Demographic analysis

The neutrality tests were performed with CO1 and 16S rRNA haplotypes of N. douglasiae and N. breviconcha (Table 2). All the three clades of N. douglasiae in the CO1 data showed significant negative values in Fu’s Fs, respectively, but not in Tajima’s D. When measured on the species itself, the same pattern was appeared. In N. breviconcha, both Tajima’s D and Fu’s Fs values were significantly negative. On the other hand, based on the 16S rRNA data, both N. douglasiae and N. breviconcha showed significant negative values only in Fu’s Fs, respectively, but not in Tajima’s Ds. When a mismatch distribution analyses (MDA) based on only CO1 were performed for each species, both N. douglasiae and N. breviconcha (Fig. 4a) showed multimodal curves. When analyzed for each clade of N. douglasiae (Fig. 4a) a unimodal curve was observed.

Table 2 The results of the neutrality tests with CO1 and 16S rRNA for Nodularia douglasiae and Nodularia breviconcha on the Korean Peninsula.
Figure 4
figure 4

(a) The mismatch distribution analysis (MDA) and (b) Bayesian skyline plot (BSP) analysis estimated based on the CO1 haplotypes of Nodularia douglasiae, the three N. douglasiae clades of A, B, and C, and Nodularia breviconcha.
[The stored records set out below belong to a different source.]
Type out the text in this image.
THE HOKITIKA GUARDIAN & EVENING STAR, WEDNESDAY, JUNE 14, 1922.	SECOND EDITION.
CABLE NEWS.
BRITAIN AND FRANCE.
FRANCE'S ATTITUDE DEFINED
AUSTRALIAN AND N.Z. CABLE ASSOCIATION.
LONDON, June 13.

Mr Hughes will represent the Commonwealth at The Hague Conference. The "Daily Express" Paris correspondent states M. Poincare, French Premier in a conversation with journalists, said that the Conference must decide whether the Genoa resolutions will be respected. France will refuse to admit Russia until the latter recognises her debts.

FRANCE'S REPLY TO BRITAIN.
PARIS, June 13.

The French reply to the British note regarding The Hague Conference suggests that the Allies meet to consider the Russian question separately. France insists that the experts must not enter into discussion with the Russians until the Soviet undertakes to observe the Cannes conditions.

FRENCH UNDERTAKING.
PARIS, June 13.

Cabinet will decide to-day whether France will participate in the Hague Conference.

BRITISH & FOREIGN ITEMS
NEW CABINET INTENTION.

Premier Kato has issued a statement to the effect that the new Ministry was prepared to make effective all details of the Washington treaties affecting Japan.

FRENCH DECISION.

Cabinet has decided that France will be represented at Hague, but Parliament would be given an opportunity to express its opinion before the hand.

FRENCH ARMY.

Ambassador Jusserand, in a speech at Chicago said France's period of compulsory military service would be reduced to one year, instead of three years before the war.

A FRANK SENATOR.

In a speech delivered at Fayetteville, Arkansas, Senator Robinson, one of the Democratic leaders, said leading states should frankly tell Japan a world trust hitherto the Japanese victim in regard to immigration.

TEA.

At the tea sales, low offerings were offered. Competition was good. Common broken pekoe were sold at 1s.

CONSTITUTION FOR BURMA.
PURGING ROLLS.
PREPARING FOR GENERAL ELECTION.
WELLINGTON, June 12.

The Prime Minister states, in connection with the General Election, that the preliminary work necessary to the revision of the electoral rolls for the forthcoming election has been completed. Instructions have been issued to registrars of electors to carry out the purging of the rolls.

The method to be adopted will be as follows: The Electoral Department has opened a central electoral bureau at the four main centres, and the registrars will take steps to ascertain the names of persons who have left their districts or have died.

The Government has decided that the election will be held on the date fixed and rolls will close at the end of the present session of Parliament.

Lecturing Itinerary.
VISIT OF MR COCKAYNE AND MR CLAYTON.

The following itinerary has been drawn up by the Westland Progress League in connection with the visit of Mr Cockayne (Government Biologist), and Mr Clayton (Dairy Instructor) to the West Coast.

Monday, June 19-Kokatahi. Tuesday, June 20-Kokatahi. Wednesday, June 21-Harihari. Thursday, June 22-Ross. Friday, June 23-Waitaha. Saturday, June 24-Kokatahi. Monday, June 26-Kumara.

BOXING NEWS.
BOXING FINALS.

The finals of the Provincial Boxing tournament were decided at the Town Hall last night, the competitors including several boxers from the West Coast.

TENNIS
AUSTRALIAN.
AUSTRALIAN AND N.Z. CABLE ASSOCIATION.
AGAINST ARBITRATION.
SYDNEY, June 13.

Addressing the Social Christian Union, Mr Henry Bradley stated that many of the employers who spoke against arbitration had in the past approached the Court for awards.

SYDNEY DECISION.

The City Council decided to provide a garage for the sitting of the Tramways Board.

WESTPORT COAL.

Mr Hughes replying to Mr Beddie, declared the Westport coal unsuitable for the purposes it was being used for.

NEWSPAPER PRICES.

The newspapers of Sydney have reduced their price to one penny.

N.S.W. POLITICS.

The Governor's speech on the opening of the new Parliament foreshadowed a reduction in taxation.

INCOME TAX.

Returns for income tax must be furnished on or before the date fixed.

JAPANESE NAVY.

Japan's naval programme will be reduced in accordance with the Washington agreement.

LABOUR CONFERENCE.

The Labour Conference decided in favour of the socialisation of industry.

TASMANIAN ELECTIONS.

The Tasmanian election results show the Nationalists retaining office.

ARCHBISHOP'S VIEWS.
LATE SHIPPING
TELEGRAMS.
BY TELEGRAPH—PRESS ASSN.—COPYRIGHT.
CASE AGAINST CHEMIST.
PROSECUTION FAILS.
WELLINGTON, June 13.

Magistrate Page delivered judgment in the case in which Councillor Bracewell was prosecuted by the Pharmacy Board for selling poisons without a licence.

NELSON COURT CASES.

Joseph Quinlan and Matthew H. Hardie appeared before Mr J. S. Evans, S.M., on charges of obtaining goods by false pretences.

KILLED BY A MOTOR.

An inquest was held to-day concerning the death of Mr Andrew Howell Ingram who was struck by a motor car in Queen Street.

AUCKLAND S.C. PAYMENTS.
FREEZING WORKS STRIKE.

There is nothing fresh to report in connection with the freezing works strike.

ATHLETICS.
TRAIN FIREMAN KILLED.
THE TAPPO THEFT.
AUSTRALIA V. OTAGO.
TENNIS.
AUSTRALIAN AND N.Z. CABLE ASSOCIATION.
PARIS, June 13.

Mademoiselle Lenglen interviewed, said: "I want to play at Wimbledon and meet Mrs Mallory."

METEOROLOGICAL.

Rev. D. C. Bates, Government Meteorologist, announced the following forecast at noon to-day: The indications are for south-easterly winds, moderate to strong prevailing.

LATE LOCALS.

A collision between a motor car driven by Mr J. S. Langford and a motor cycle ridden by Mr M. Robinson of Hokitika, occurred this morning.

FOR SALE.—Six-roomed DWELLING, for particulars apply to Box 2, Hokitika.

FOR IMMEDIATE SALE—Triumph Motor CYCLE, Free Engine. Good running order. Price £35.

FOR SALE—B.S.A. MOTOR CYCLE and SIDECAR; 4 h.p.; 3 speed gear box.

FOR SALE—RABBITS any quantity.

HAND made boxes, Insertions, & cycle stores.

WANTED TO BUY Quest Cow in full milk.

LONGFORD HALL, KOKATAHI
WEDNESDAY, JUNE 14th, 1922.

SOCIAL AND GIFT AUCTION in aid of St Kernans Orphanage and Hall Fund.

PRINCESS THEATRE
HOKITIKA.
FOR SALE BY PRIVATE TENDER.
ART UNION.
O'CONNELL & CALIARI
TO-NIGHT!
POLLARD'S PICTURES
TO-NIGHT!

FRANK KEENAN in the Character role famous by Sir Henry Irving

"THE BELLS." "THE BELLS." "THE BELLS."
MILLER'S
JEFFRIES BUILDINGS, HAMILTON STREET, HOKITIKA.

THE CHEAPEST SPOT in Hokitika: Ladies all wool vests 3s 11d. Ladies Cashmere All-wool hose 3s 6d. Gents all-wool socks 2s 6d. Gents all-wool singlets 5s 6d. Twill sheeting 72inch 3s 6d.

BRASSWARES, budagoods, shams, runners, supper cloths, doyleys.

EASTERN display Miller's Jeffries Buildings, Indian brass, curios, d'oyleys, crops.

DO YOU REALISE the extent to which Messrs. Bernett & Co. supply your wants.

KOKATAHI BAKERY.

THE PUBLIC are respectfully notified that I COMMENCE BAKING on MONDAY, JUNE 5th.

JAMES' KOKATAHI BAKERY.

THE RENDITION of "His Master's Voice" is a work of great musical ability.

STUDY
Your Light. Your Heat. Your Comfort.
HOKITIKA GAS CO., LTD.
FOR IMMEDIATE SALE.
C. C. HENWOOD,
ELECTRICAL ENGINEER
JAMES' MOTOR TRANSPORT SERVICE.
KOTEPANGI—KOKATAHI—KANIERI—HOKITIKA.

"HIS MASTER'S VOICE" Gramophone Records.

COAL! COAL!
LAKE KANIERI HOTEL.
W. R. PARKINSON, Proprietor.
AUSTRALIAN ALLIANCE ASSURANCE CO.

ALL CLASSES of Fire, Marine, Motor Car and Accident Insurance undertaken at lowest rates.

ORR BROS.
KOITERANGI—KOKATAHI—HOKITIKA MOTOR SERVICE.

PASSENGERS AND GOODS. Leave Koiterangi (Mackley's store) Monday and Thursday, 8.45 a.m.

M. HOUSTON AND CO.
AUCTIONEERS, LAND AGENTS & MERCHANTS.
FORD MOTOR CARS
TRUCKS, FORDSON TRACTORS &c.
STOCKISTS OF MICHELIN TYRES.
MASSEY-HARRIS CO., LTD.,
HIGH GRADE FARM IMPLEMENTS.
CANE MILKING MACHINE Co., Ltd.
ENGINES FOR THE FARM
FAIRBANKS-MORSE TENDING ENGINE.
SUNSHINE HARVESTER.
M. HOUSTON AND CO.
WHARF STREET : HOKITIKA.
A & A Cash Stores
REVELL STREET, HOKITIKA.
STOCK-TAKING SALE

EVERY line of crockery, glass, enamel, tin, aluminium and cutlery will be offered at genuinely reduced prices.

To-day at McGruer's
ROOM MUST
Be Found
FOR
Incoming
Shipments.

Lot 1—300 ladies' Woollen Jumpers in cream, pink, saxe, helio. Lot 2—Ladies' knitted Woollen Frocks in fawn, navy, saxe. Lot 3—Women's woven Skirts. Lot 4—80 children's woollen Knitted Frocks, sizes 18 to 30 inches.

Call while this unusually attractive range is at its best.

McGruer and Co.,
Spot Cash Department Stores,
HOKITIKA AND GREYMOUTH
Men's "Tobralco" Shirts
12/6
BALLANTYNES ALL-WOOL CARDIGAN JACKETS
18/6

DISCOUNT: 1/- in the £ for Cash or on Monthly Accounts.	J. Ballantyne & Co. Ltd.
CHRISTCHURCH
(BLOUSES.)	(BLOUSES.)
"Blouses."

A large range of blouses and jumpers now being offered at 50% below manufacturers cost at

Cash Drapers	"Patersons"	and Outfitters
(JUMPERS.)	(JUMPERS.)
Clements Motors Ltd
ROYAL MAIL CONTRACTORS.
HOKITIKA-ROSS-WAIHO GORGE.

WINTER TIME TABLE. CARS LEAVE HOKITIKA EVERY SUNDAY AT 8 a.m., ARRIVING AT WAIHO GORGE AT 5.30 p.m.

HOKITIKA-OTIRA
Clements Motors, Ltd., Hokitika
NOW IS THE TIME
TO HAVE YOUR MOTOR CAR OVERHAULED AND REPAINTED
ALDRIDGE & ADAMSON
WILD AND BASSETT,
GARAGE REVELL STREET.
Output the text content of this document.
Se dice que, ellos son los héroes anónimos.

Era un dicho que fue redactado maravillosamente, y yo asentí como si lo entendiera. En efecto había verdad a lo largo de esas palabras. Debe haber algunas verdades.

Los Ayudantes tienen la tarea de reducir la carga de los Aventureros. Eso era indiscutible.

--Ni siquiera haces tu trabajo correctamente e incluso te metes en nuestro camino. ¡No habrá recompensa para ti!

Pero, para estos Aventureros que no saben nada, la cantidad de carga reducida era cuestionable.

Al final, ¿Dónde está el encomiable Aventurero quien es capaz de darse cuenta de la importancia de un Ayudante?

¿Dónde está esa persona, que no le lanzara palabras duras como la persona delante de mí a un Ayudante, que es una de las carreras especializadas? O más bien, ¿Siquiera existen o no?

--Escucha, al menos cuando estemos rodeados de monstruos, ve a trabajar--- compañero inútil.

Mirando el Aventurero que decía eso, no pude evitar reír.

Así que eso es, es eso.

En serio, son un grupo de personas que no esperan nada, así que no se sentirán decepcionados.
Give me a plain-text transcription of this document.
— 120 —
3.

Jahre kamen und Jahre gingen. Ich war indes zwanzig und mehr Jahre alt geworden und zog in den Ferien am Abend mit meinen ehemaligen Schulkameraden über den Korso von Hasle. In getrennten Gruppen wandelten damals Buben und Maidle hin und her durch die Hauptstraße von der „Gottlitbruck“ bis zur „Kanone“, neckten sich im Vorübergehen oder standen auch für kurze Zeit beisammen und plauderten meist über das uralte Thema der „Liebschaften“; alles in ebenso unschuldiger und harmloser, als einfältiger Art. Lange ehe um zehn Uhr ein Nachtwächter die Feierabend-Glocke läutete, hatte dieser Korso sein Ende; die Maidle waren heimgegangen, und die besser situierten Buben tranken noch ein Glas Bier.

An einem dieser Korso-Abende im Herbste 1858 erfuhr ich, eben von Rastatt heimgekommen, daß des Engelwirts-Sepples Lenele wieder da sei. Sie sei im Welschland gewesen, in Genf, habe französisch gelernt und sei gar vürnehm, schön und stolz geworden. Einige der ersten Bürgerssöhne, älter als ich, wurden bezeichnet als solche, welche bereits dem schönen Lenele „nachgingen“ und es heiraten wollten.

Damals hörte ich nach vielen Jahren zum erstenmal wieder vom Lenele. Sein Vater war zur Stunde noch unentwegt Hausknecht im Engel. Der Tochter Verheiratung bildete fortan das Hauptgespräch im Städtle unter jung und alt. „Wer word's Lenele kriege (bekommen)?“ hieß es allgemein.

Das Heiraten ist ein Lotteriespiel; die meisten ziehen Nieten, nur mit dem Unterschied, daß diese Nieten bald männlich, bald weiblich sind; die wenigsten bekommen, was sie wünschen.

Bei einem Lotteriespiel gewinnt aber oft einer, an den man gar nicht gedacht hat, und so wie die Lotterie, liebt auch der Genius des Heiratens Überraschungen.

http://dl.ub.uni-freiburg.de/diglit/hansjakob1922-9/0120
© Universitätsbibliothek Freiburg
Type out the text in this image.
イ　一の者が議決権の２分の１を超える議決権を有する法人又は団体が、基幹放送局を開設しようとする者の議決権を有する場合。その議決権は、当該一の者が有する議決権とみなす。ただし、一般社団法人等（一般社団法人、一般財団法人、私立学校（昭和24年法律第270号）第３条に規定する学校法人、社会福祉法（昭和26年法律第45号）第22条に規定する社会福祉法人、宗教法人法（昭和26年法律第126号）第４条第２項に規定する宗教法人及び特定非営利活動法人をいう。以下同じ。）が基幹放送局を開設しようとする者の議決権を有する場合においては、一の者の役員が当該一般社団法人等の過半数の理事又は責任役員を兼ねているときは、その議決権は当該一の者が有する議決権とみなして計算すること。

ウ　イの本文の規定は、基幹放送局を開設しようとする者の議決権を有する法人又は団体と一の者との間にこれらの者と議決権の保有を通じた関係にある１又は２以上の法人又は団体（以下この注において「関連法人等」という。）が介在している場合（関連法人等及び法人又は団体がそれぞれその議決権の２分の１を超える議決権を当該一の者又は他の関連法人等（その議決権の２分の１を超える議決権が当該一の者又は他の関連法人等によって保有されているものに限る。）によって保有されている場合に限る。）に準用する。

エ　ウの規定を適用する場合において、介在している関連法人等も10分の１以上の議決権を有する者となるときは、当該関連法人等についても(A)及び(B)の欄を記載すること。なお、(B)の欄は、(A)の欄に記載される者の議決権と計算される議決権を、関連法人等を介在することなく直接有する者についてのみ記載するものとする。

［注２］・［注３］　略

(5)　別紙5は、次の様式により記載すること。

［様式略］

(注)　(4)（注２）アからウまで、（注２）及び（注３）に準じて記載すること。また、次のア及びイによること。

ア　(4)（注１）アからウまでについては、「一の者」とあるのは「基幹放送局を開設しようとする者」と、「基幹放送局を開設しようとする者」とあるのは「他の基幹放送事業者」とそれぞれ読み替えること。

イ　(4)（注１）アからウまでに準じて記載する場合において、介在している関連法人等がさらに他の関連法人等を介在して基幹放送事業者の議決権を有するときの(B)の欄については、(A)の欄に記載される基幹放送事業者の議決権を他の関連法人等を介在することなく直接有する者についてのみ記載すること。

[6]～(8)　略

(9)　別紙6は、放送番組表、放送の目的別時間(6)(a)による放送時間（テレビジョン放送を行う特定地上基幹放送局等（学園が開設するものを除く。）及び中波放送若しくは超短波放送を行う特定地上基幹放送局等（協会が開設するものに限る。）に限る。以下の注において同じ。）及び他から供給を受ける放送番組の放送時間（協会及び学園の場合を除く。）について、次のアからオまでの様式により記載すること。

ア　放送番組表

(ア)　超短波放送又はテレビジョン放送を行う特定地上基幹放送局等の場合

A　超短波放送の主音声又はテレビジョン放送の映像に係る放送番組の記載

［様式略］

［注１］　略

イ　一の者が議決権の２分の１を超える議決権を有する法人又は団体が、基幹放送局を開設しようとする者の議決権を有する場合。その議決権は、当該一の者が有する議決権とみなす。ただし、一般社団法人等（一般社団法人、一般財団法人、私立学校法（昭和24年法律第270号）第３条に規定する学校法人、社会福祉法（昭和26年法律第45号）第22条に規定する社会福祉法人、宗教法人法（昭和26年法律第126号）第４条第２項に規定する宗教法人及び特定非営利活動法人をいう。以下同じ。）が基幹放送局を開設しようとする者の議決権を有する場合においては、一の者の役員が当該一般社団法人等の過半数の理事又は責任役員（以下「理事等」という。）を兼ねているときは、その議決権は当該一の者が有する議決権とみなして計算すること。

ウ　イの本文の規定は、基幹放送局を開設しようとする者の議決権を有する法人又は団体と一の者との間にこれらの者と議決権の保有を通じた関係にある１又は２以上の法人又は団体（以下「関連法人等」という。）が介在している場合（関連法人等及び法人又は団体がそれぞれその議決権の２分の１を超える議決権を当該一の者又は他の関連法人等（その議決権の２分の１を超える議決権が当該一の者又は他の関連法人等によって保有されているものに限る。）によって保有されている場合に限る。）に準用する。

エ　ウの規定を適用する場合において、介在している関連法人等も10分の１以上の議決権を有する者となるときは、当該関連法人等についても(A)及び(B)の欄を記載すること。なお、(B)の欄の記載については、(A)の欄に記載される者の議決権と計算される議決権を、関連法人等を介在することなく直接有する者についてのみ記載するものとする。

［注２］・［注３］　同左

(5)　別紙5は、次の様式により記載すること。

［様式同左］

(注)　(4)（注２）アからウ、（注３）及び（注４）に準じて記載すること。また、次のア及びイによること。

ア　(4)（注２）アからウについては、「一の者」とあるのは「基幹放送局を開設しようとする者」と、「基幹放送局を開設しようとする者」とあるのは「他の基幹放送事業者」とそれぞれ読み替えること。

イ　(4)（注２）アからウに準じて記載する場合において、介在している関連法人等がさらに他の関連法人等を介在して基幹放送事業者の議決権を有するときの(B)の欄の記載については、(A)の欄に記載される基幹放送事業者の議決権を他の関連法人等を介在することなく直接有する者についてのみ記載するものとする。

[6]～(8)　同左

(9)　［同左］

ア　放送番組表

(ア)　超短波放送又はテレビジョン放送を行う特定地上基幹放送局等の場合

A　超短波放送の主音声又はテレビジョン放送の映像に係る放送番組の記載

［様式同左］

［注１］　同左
The 67 CO1 haplotypes for N. douglasiae (Supplementary Table S7), and 16 haplotypes for N. breviconcha (Supplementary Table S2) were employed. The number of haplotypes for the clades of N. douglasiae refers to Table 2.

Bayesian skyline plot (BSP) analyses based on the CO1 data were performed to examine the pattern of fluctuation in effective population size for N. douglasiae, and N. breviconcha (Fig. 4b), and each of the three clades of N. douglasiae (Fig. 4b). The effective population size of N. douglasiae was dramatically increased from ca. 100 kya but was ceased at around ca. 50 kya. N. breviconcha began to gradually grow from ca. 100 kya, which was ceased at round ca. 50 kya. Among the three clades within N. douglasiae, a noticeable growth event was observed only in A and C at a certain period. Demographic expansion occurred slightly earlier in the clade C (ca. 100 – 50 kya) than A (ca. 130 –70 kya).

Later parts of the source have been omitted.